Tobias tersenyum sedikit dan berkata, “Aku melakukan ini
untukmu.”
Ia menekankan pisau itu ke dalam, dengan pelan, dan darah
menodai kemejanya. Aku tercekik dan meronta melawan tali yang menahanku di
meja. “Jangan! Hentikan!” Aku meronta-ronta. Di dalam simulasi, aku pasti bisa
membebaskan diri, jadi ini pasti nyata. Ini nyata. Aku menjerit sementara
Tobias menghunjamkan pisau itu hingga gagangnya. Ia roboh ke lantai. Darahnya
tumpah dengan cepat di sekelilingnya. Burung-burung hitam mengalihakan
pandangan mereka ke arah Tobias, lalu menyerbu bagai tornado yang penuh dengan
sayap dan paruh, mematuki kulit Tobias. Aku melihat mata Tobias di antara
pusaran bulu-bulu itu. Ia masih sadar.
Seekor burung mendarat di jari Tobias yang memegang pisau.
Tobias mengangkat pisau dan benda itu berkelontangan di lantai. Aku seharusnya
berharap Tobias sudah mati, tapi aku terlalu egois sehingga tak sanggup
melakukan itu. Punggungku terangkat dari meja. Seluruh ototku tegang.
Kerongkonganku sakit karena menjerit-jeritkan kata-kata yang tak bisa dipahami,
tanpa henti.
***
“Obat penenang,” perintah suara tegas.
Jarum lain memasuki leherku, lalu degup jantungku mulai
melambat. Aku terisak lega. Selama beberapa saat, yang bisa kulakukan hanyalah
terisak lega.
Yang tadi itu bukan rasa takut. Yang tadi itu sesuatu yang
lain. Emosi yang seharusnya tidak pernah ada.

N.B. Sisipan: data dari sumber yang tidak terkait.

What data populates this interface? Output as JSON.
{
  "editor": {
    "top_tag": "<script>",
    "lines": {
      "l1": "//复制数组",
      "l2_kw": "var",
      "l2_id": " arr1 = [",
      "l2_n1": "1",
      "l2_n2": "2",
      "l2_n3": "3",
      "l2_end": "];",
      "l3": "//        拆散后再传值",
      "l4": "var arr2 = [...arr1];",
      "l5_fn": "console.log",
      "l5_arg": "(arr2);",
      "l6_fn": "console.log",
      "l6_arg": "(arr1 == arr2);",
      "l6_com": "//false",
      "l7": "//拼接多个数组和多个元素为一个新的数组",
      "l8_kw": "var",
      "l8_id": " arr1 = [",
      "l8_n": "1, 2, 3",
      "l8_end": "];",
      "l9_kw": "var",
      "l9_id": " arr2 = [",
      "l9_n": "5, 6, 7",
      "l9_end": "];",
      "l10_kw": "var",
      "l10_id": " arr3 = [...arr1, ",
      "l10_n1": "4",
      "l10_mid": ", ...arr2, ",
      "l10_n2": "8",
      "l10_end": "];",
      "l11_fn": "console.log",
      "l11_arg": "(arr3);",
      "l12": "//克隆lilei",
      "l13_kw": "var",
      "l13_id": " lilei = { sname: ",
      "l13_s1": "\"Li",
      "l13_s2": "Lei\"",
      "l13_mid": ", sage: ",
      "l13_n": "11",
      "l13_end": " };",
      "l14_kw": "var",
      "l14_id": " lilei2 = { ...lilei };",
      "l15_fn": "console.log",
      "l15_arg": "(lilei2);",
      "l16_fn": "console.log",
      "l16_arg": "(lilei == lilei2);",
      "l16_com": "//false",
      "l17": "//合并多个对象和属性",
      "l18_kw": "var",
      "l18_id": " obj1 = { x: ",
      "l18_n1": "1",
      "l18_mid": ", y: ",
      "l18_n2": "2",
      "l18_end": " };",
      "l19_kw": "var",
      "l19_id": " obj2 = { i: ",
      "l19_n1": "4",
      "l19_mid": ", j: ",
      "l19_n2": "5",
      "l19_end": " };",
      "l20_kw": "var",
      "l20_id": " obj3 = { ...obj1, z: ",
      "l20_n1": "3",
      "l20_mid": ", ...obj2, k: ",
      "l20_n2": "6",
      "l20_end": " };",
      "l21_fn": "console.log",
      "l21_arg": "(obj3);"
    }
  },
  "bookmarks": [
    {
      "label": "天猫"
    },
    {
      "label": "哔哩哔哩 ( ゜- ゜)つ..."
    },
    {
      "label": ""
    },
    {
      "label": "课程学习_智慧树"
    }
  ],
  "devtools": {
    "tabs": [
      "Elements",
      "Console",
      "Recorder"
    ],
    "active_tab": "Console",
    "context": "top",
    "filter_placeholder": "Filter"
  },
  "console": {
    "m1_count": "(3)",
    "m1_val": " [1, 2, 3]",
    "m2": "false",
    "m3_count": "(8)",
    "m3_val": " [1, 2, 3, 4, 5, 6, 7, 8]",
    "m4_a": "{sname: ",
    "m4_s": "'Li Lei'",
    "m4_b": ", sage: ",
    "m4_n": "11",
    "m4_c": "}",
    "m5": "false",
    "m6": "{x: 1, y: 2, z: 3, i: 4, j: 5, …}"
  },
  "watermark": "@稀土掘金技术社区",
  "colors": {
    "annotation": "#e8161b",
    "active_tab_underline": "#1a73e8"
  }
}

“Lepaskan aku,” pinta Tobias, suaranya terdengar lebih serak
dibandingkan tadi. Aku mengerjapkan mata dengan cepat sehingga bisa melihatnya
dari balik air mataku. Ada noda merah di lengannya, di tempat Dauntless
pembelok memeganginya. Namun, Tobias tidak sekarat. Ia tidak apa-apa. “Aku
hanya mau mengatakannya kalau kau melepaskanku.”
Jeanine mengangguk. Tobias segera menyerbu ke arahku. Ia
memegangi tanganku dengan satu tangan dan membelai rambutku dengan tangan yang
lain. Jari-jarinya basah terkena air mata. Ia tidak menyekanya. Ia hanya
menyandarkan keningnya ke keningku.
“Rumah aman factionless,”
katanya pelan, tepat di pipiku. “Ambilkan peta, biar aku tandai tempatnya
untukmu.”
Dahi Tobias terasa dingin dan kering di dahiku. Otot-ototku
sakit, mungkin karena Jeanine membiarkanku terikat selama serum tadi mengalir
di tubuhku.
Tobias mundur. Jari-jarinya menyelimuti jari-jariku selama
mungkin hingga Dauntless pembelot menariknya dari genggamanku dan membawanya ke
tempat lain. Tanganku terkulai lemas di meja. Aku tak ingin lagi berusaha
melepaskan diri dari ikatan itu. Yang kuinginkan hanya tidur.
“Sementara kau di sini...,” kata Jeanine saat Tobias dan
pengawalnya pergi. Ia mendongak dan mengarahkan mata pucatnya ke salah satu
Erudite. “Jemput dan bawa ia ke sini. Sudah saatnya.”
Jeanine kembali menunduk memandangku.
“Sementara kau tidur, kami akan melakukan prosedur singkat
untuk mengamati beberapa hal di otakmu. Tidak invasif. Tapi, sebelum itu ...
aku sudah berjanji akan memberitahumu tentang prosedur-prosedur ini. Jadi,
kurasa cukup adil kalau kau tahu siapa yang membantuku.” Jeanine tersenyum
sedikit. “Siapa yang memberitahuku bahwa ada tiga faksi dari hasil tes
kecakapanmu, bagaimana cara terbaik agar kau kemari, dan memberi tahu agar
memasukkan ibumu ke dalam simulasi terakhir suapa lebih efektif.”
Jeanine memandang ke pintu saat obat penenang itu mulai
bekerja, membuat tepi segala sesuatunya tampak kabur. Aku menoleh ke balik
bahuku. Lalu, aku melihatnya dari balik kabut obat.